El año pasado, en diciembre, tras el estallido social, comencé a sentirme muy mal. Ya con 41 años y una gran carga laboral (atribuible, según yo, al cierre de semestre), pedí una orden para hacerme exámenes de rutina. Dejé temprano a las niñas en el colegio y antes de partir a la Universidad, pasé por la clínica. No estaban tomando exámenes porque el laboratorio con el que trabajaban había sido saqueado. Al lado había una farmacia, y me estaba aguantando las ganas de orinar, así que, aún no sé bien por qué, pasé a comprar un test de embarazo. Volví a casa y me encerré en el baño. Pasé mucho rato sin mirar poniéndome en los distintos escenarios: ¿cómo me sentiría si salía negativo? Aliviada, pero con cierto sinsabor. ¿Y sí salía positivo? Aterrada, superada, pero una parte de mí sabía que se sentiría extrañamente feliz. Las dos marcas estaban ya frente a mis ojos.
Embarazarse de forma inesperada a los 41 años, durante el estallido social; con hijas de 11 y 13 años en plena plena preadolescencia, pega en dos universidades, un marido maravilloso que cocina, lava, plancha y ve tareas, pero que trabaja; y dos niñas con una agenda de extra programáticas bastante activa (que está a mi cargo al menos en la semana), no parece en el papel un escenario muy ideal.
En seis días más nacerá Vera, cuyo nombre significa verdad y certeza. Y sí, me da miedo el virus, sé que Rodrigo no me podrá acompañar en la clínica y que la mayoría conocerá a mi pequeña a través de una pantalla. Una parte de mí teme que el día del alta la pieza se vuelva a achicar y la vista se me nuble. Aun así, ha sido mi mejor embarazo. Rodrigo está con teletrabajo y junto a mis hijas han podido ser parte de todo el proceso. Me he sentido sumamente sostenida por una red sorora de amigas que, pese al confinamiento, se las han ingeniado para organizar baby showers por zoom, prestarme ropa de embarazada y surtir a Vera de lo que serán sus primeras prendas y accesorios, casi todo reciclado. Me duelen las piernas, la espalda, tengo acidez casi todos los días y duermo cuatro horas, con reposo desde las 33 semanas porque partí con contracciones. Y cada cierto tiempo alguien me recuerda –odiosamente, pero ya sé que sin mala intención- que “a los 40 ya es otra cosa”, como si yo no lo supiera.

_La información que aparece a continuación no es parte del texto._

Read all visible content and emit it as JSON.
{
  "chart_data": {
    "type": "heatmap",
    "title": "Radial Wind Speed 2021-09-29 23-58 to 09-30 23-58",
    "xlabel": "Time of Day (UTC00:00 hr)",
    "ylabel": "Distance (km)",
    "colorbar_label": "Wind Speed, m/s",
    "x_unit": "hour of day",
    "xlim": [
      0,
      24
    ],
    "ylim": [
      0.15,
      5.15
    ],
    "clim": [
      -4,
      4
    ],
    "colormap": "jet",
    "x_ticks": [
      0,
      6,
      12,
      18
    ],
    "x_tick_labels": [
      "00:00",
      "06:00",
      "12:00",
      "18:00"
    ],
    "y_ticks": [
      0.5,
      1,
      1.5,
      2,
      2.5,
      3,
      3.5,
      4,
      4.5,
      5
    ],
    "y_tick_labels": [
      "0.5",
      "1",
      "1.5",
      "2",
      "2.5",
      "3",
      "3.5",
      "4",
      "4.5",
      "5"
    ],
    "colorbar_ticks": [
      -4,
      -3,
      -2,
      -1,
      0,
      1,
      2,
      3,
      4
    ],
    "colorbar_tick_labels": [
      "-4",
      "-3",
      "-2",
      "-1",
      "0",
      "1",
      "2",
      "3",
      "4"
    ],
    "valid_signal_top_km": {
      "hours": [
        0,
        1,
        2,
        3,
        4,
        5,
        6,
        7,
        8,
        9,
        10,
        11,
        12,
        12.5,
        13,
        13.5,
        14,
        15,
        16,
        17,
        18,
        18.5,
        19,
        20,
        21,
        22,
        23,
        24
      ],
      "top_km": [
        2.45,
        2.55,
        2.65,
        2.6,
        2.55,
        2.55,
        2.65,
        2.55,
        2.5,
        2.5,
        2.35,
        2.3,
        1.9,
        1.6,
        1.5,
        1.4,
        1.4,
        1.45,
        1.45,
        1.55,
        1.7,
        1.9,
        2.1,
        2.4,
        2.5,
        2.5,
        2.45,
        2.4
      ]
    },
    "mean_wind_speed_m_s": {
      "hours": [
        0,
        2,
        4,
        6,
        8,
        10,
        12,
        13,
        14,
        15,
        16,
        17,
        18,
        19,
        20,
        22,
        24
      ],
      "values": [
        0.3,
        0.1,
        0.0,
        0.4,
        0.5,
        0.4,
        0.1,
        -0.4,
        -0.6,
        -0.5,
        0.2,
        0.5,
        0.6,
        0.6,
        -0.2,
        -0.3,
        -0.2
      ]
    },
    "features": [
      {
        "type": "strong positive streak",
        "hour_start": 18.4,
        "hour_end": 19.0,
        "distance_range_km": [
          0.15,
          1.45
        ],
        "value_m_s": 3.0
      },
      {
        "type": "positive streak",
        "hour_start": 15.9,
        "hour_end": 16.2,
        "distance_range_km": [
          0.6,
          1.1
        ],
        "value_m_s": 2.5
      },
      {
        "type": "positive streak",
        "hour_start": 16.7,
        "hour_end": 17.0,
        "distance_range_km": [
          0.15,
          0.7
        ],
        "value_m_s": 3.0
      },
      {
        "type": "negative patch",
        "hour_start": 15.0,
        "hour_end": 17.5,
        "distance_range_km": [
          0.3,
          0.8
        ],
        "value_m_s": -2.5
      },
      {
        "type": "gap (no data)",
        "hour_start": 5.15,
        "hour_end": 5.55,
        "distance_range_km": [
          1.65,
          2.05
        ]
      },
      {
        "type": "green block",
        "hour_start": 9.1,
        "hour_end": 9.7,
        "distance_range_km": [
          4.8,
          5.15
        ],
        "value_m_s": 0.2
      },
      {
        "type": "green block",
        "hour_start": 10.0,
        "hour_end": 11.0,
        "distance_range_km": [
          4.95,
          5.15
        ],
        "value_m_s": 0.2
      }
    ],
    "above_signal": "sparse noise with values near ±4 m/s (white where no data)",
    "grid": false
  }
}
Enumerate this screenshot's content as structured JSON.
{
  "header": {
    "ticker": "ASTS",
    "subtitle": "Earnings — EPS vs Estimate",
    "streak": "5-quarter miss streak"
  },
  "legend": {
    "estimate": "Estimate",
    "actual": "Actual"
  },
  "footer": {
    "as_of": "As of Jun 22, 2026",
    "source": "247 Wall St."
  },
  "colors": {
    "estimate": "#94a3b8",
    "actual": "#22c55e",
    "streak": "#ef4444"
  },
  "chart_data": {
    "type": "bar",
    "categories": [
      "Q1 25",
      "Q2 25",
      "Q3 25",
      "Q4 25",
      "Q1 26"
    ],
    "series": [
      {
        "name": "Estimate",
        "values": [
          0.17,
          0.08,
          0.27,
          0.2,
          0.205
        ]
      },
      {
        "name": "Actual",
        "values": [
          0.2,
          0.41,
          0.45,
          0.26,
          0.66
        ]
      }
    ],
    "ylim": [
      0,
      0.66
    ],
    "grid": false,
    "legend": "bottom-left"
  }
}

Sí, me duele hasta el pelo, pero no me duele el alma. Me sé y me siento feminista, y mi hogar también lo es. Me he reconciliado con mis embarazos, he aprendido a pedir ayuda, a delegar, a descansar, a no ser la súper mujer. No tengo vientitantos y eso, de alguna manera, también ha sido maravilloso.
Fabiana (41) es periodista, Doctora en Historia y mamá de Allegra (13) Grazia (11) y pronto de Vera.